May 1940: "Position is in center of a very heavy concentration of past lightning fires, and suggested season is based on the possible lightning season, plus a somewhat later date because its seen area over 8 miles includes area in which man-caused fires appear." (Plans, Guard Placement, Siskiyou National Forest)
1942: An Aircraft Warning Service cabin was constructed.
October 16, 1943: AWS Station 'Nan 1-5' was inactivated, recommendation was to retain the station. Sleeping quarters were added by the AWS. (Report of Aircraft Warning Service Station. May 1, 1944)
1951: One and one third miles of road were constructed to the lookout.
1953: A new 14x14 L-4 lookout house was constructed.
National Geodetic Survey
DESIGNATION - BOLAN MTN LOOKOUT HOUSE PID - NZ1263 STATE/COUNTY- OR/JOSEPHINE COUNTRY - US USGS QUAD - OREGON CAVES (1986)

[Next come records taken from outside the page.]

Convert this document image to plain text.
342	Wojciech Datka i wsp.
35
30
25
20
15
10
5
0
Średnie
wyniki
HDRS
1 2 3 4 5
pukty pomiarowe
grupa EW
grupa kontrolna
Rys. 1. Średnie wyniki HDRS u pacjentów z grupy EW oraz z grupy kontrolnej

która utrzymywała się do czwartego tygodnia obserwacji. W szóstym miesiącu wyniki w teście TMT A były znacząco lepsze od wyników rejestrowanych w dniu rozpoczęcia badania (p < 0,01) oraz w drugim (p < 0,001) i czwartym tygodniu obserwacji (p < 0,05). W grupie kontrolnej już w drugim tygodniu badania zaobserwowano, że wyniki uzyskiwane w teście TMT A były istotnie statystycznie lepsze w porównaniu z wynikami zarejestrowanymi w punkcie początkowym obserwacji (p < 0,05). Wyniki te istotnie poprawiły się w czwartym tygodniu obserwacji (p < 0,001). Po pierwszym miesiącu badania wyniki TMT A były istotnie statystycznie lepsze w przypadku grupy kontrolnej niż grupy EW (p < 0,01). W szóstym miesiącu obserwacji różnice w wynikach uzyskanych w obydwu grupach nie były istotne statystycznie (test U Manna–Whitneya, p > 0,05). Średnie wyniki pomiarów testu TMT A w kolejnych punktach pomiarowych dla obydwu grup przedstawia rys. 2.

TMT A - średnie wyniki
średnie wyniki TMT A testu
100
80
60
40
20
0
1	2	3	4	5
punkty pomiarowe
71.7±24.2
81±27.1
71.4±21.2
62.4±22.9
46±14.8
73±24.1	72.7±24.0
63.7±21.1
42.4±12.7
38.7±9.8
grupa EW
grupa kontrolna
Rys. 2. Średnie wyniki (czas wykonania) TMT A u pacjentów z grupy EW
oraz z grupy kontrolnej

DESCRIBED BY COAST AND GEODETIC SURVEY 1952 (WRH) THE STATION IS LOCATED ABOUT 13 MILES AIRLINE EAST SOUTHEAST OF OBRIEN, 6.5 MILES SOUTH SOUTHWEST OF THE OREGON CAVES, ON A HIGH SHARP PEAK LOCALLY KNOWN AS ALTHOUSE MOUNTAIN.
THE LOOKOUT IS A LOW ONE STORY BUILDING WITH A CUPOLA ON TOP. IT IS ABOUT 1/2 MILE NORTH OF STATION ALTHOUSE (USGS). THE CENTER OF THE TOP OF THE HOUSE WAS INTERSECTED.